Por exemplo, o Presidente do Senado, Renan Calheiros, contra quem pesam várias acusações baseadas em denúncias credíveis, teve um encontro com o seu amigo e Presidente interino, Michel Temer, o que levantou imediatamente comentários do senador petista Lindbergh Farias. Ao que o senador Magno Malta lembrou que ele, Lindbergh, que também está na comissão do impeachment, se encontrou várias vazes com a Presidente suspensa, Dilma. Diariamente, as trocas de acusações e até, os insultos, cruzam-se na mais alta câmara da nação. Um espectáculo que pouco faz pelo prestígio da coisa pública, seguido em directo por muitos brasileiros.

 

O julgamento final do impeachment começou na sessão do Senado de quinta feira, dia 25. Hoje, dia 29, Dilma Rouseff tem a oportunidade de fazer a sua derradeira defesa, em meia hora, podendo cada senador questioná-la por cinco minutos. Amanhã, dia 30, será a votação final mas, como todos podem falar dez minutos, presume-se que só terminará na madrugada de quarta.

 

Até ao dia 25 a contagem indicava que 48 senadores eram a favor do impeachment, mas esse número ainda não é definitivo, à medida que se vão negociando contrapartidas e desviando pressões, chantagens, etc. Contudo, a grande maioria dos analistas acha que Dilma será derrotada.

 

A outra questão candente, e essa até com resultados mais profundos no panorama político a longo prazo, tem a ver com a possibilidade das Procuradorias Federais nos Estados – nomeadamente a do Paraná, do Juiz Sérgio Moro, onde está a ser processada a operação Lava Jato – continuarem a ter os instrumentos necessários para julgar e condenar os delinquentes.

 

O instrumento mais eficaz do arsenal de que dispõem esses juízes é a famosa delação premiada, ou seja, a denúncia de outros delinquentes, compensada por uma redução de pena. De delação premiada em delação premiada, o Juiz que preside à Procuradoria de Curitiba, começou com a prisão dum simples cambista e já conseguiu penas pesadas para grandes figuras do PT e do Estado, em operações como a do “Mensalão”. Quanto à Lava Jato, foi iniciada em Março de 2014 para investigar desvios e lavagem de dinheiro envolvendo a empresa estatal Petrobras. A Polícia Federal avalia em 19 mil milhões de reais (5,5 mil milhões de euros) as perdas da petrolífera com corrupção, e esta admitiu 6,2 mil milhões no ano passado.

 

Segundo os investigadores, as grandes empreiteiras organizadas em cartel pagavam luvas a directores e gerentes da empresa e a outros agentes públicos. Os delatores dizem que as comissões chegavam a 3% dos contratos. Em 17 etapas até agora, a Lava Jato já cumpriu centenas de mandados judiciais, que incluem prisões preventivas, temporárias, busca e apreensão e “condução coercitiva” (detenção). Até Julho de 2015, o Ministério Público tinha denunciado 125 pessoas.

 

As investigações policiais e do MPF podem resultar ou não na abertura de acções na Justiça. O juiz federal Sérgio Moro, responsável pelos processos da Lava Jato na primeira instância do judiciário, tinha aceite, até o início de julho, denúncia contra 114 suspeitos.
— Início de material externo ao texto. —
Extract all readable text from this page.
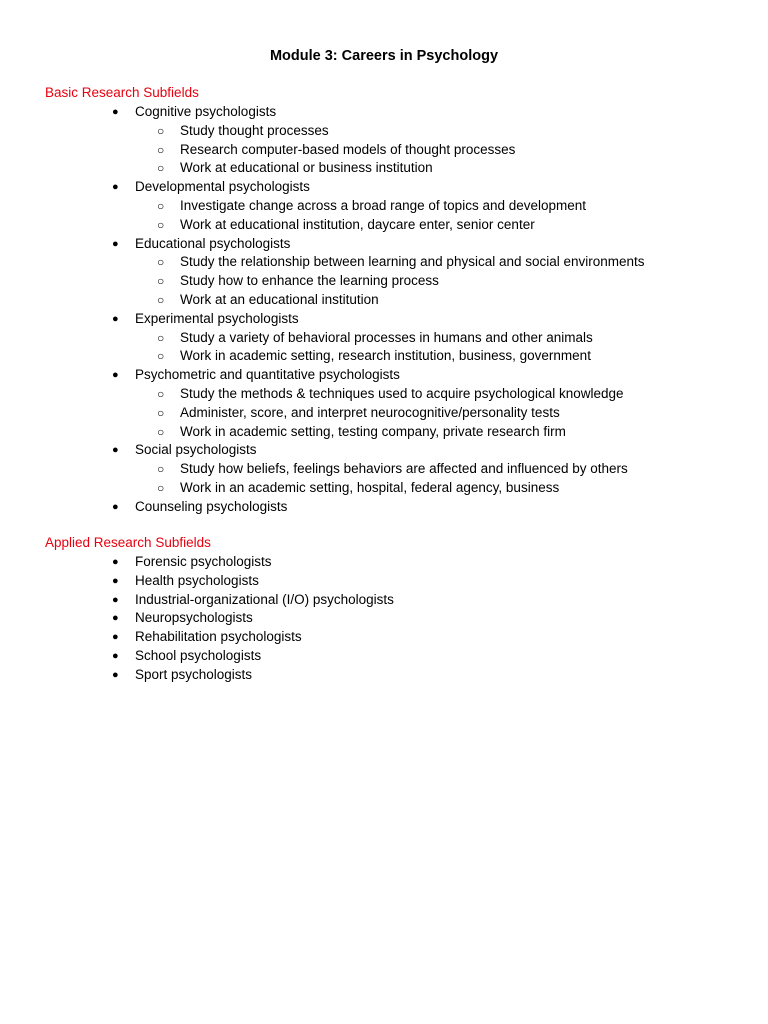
Module 3: Careers in Psychology
Basic Research Subfields
● Cognitive psychologists
○ Study thought processes
○ Research computer-based models of thought processes
○ Work at educational or business institution
● Developmental psychologists
○ Investigate change across a broad range of topics and development
○ Work at educational institution, daycare enter, senior center
● Educational psychologists
○ Study the relationship between learning and physical and social environments
○ Study how to enhance the learning process
○ Work at an educational institution
● Experimental psychologists
○ Study a variety of behavioral processes in humans and other animals
○ Work in academic setting, research institution, business, government
● Psychometric and quantitative psychologists
○ Study the methods & techniques used to acquire psychological knowledge
○ Administer, score, and interpret neurocognitive/personality tests
○ Work in academic setting, testing company, private research firm
● Social psychologists
○ Study how beliefs, feelings behaviors are affected and influenced by others
○ Work in an academic setting, hospital, federal agency, business
● Counseling psychologists
Applied Research Subfields
● Forensic psychologists
● Health psychologists
● Industrial-organizational (I/O) psychologists
● Neuropsychologists
● Rehabilitation psychologists
● School psychologists
● Sport psychologists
Ao todo, 24 ações penais e 5 ações civis públicas foram instauradas na Justiça Federal do Paraná.

 

Contudo, à medida que as investigações se alargam, surgem novos suspeitos e – o que é mais importante – suspeitos de outros partidos que não o PT. Esse alargamento da corrupção a toda a classe política e não apenas aos ligados ao Partido dos Trabalhadores corresponde à percepção que a população tem de que o roubo é generalizado, mas ao mesmo tempo retira aliados políticos ao Judiciário.

 

É neste quadro de enormes pressões que o Procurador Geral da República, Rodrigo Janot, desautorizou na semana passada uma delação premiada importantíssima, pois chegava a Lula e a políticos de várias cores. Tratava-se do empreiteiro Élio Pinheiro e, segundo corre, as suas denúncias ainda são mais contundentes do que as do empreiteiro Marcelo Odebrecht. Ora, segundo publicou a revista Veja, o Ministro do Supremo Tribunal Federal Dias Toffoli seria um dos denunciados. Tanto bastou para que Janot invalidasse a delação, o que levanta um precedente gravíssimo para o prosseguimento das investigações. Simultaneamente, o STF tem uma proposta do Ministério Publico, avalizada por mais de dois milhões de assinaturas populares, chamada “10 Medidas contra a corrupção”, que está parada há semanas e que se pensa que nunca será aprovada.

 

Por outro lado ainda, há uma espécie de contra-proposta – embora não tenha sido apresentada como tal – no Senado para limitar os poderes dos investigadores, procuradorias e Polícia Federal, que praticamente impediria as delações premiadas. Uma das alíneas dessa proposta consiste precisamente em acabar com a delação premiada. Outra, modificar a presente lei que dá trânsito em julgado caso haja prisão efectiva na segunda instância. Sem a ameaça da prisão efectiva, podendo esperar pelo recurso ao Supremo em casa, os condenados não terão razões para fazer denúncias.

 

Certamente que o resultado do impeachment de Dilma terá alguns reflexos nesta guerra travada dentro do judiciário, mas é impossível saber quais. A única certeza é que o sistema que tem permitido até agora aos juízes federais dos Estados – Sérgio Moro à cabeça – combater a corrupção, está em perigo. Muitos brasileiros acham que a pressão dos corruptos sairá vencedora. Muitos mais têm esperança de que não.

 

publicado às 14:47

Agir, e não apenas reagir

Por: Pedro Rolo Duarte

Sem preconceitos: é no mínimo estranho que o “mundo pule e avance” a ritmos e passadas tão diferenciadas conforme as áreas que queiramos observar. Dos anos 60 até ao começo do século XXI, e refiro-me apenas à Europa, vimos os homossexuais ganharem os direitos mais que legítimos ao casamento ou, nos casos mais avançados, à adopção; vimos a discriminação sexual, racial, religiosa, diminuir ou mesmo desaparecer; vimos a liberalização ou, pelo menos, a descriminalização do consumo de algumas substancias “perigosas”… Enfim, poderia elencar uma lista longa de mudanças sociais que, se pensarmos nos séculos passados, foram rápidas - e que foram acompanhadas pelas leis de cada país, de forma a harmonizar e equilibrar a vida dos cidadãos.

 

Se entrarmos no domínio científico, nomeadamente da medicina, temos uma revolução permanente. A investigação, a cura de algumas doenças, a evolução do pensamento sobre a dor, a eutanásia, o prolongamento ilimitado da vida, levaram a novas formas de actuar, e por consequência legislar, que acompanham, senão a par e passo, de muito perto, o conhecimento da prática legal.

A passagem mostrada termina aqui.